November is kicking off with a widespread killer frost and freeze event in the eastern United States that’ll bring a quick end to the 2023 growing season. With frost and freeze conditions on the way, the National Weather Service has put a large portion of the eastern U.S. under related advisories.
While the cold weather pattern east of the Rockies is forecast to moderate by the end of the week into the weekend, record low morning temperatures will be possible from the Lower Mississippi Valley, Southeast, Mid Atlantic and northern New England tonight. The cold area of high pressure, currently centered from the Ohio Valley into the Lower Mississippi Valley and Southern Plains will be pushing eastward over the next few days and offshore of east coast on Friday.

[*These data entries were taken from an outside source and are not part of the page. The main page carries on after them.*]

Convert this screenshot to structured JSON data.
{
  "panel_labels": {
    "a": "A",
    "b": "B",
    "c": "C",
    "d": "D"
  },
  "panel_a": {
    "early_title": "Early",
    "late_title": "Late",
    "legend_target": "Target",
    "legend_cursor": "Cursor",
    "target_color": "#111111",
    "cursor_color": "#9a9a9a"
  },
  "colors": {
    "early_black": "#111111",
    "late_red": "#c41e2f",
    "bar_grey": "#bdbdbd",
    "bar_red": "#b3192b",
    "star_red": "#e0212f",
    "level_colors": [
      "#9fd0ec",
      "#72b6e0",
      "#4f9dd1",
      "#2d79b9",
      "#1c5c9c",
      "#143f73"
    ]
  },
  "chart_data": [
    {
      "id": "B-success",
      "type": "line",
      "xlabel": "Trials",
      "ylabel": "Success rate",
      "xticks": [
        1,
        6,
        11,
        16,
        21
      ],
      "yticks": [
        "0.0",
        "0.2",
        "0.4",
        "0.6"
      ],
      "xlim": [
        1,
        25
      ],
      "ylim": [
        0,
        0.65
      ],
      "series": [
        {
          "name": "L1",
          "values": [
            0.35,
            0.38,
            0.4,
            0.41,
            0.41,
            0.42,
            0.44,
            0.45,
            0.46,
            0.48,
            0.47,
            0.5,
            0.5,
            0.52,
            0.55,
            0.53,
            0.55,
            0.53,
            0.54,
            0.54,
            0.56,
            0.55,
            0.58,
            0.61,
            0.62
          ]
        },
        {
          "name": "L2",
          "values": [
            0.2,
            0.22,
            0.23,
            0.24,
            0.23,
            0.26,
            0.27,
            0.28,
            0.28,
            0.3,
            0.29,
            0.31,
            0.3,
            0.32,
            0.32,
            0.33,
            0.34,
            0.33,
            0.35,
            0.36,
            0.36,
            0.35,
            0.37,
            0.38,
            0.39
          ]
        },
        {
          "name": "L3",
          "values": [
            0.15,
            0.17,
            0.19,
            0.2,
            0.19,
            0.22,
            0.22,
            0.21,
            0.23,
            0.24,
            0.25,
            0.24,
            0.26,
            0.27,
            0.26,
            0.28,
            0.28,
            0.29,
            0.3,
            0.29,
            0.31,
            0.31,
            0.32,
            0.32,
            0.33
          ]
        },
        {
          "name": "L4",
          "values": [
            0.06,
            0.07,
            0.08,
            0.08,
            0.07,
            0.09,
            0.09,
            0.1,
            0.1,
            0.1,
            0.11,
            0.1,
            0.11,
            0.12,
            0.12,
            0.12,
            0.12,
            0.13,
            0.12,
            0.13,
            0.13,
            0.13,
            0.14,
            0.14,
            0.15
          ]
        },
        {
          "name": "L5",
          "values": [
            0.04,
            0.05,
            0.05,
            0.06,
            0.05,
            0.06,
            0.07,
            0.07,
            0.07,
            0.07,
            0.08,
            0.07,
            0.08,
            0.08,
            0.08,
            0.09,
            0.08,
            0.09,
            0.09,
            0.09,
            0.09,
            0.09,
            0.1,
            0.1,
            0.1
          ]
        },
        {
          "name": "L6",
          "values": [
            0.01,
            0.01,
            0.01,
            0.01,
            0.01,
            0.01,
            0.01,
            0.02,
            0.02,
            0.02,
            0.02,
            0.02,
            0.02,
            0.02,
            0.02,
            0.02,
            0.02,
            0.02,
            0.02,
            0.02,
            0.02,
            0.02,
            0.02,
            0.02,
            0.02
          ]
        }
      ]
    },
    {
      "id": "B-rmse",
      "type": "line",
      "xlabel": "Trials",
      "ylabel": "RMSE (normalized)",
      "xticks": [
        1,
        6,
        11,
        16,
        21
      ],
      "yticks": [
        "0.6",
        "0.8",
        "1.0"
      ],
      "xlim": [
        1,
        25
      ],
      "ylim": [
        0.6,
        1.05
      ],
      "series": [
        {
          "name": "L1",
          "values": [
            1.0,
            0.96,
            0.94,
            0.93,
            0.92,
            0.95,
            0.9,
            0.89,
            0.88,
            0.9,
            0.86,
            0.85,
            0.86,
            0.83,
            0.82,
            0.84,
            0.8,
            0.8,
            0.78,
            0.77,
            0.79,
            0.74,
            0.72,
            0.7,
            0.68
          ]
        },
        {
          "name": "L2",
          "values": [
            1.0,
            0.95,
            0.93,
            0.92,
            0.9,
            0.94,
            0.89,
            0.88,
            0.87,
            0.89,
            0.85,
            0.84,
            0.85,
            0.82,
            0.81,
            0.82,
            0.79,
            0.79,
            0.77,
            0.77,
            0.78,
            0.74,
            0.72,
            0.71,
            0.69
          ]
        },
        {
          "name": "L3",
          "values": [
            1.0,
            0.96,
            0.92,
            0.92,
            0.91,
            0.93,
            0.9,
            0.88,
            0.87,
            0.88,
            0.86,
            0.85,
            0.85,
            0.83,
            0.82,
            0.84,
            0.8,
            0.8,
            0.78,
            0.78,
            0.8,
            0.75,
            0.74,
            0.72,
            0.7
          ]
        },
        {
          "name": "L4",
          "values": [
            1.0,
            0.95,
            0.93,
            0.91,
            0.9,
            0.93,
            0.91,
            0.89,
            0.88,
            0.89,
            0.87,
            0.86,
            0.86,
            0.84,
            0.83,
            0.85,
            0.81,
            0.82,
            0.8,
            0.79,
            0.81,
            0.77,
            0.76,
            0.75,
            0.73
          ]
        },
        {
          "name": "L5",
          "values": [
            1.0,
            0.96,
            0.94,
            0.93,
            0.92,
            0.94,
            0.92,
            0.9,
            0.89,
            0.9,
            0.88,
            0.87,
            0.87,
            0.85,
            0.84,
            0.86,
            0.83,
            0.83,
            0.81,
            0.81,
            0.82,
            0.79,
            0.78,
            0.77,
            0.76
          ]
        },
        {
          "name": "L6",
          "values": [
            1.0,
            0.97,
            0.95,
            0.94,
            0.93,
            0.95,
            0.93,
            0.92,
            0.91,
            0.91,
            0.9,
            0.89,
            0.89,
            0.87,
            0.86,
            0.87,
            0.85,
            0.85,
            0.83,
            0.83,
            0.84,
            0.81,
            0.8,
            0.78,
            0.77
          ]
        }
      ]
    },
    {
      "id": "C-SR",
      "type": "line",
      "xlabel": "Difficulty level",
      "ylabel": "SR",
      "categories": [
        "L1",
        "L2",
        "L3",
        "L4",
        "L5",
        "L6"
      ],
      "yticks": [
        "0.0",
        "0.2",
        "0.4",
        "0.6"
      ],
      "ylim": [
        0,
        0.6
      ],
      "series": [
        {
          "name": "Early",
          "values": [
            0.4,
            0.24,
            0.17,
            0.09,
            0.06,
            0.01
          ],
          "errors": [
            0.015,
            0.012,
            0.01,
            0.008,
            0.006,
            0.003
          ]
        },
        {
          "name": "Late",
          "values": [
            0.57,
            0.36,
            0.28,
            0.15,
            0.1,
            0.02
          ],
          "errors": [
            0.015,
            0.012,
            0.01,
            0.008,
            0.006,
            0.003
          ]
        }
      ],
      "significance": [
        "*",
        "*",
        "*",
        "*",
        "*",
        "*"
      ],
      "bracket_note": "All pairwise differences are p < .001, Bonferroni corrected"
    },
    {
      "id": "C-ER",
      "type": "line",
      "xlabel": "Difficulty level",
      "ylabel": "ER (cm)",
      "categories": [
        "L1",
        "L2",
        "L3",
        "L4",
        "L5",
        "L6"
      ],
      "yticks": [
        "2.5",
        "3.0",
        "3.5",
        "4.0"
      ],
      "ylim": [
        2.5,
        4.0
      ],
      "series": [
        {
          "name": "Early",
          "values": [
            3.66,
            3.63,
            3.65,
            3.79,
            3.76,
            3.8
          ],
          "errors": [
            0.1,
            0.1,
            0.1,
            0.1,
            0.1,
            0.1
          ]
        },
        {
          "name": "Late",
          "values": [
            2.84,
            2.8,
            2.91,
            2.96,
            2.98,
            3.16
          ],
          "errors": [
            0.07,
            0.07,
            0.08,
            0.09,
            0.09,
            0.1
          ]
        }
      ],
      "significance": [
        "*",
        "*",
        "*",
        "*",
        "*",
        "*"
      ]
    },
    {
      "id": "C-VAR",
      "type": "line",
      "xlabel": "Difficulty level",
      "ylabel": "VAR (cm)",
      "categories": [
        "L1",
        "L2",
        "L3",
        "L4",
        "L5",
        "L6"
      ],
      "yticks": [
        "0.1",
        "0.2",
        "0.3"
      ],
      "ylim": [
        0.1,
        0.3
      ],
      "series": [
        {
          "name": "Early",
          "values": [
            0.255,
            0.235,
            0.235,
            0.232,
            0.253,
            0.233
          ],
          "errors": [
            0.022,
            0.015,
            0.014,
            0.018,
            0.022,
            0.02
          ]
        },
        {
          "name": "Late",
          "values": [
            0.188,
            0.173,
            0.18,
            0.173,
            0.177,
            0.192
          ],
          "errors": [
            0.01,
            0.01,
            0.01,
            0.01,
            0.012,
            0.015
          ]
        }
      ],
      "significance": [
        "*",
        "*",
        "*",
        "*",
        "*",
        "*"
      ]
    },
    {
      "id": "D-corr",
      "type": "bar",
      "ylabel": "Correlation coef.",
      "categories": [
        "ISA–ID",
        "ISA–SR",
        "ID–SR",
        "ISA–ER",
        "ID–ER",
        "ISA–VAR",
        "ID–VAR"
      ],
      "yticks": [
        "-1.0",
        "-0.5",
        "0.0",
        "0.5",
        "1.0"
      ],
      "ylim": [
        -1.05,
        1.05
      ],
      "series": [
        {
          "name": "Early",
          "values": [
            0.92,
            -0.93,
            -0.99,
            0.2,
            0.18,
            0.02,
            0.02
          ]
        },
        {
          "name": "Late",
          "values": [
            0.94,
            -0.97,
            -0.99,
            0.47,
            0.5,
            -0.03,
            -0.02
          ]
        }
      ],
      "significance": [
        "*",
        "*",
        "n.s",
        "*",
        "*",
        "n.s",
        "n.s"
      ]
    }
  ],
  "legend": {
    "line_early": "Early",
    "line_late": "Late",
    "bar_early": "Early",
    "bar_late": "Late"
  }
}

The much below average temperatures of Wednesday for all areas east of the Rockies will remain below average Thursday into Friday, but trend warmer on both days. The coldest morning expected to be Thursday morning when record low temperatures are possible from the Lower Mississippi Valley, across portions of the Southeast, Mid-Atlantic and northern New England. Freeze warnings are in effect across all of these areas, except for New England, signaling the end of the growing season for these regions. Most areas to the east of the Rockies will have below freezing temperatures Thursday morning, except for the Gulf Coast, Florida and the Southeast Coast.
In contrast to the below average temperatures to the east of the Rockies, temperatures will remain above average over the next few days from the Rockies to the West coast.
In the Freeze Warning areas, frost and freeze conditions will kill crops, other sensitive vegetation, and possibly damage unprotected outdoor plumbing. “Take steps now to protect tender plants from the cold,” the National Weather Service warns, adding, “To prevent freezing and possible bursting of outdoor water pipes they should be wrapped, drained, or allowed to drip slowly. Those that have in-ground sprinkler systems should drain them and cover above-ground pipes to protect them from freezing.”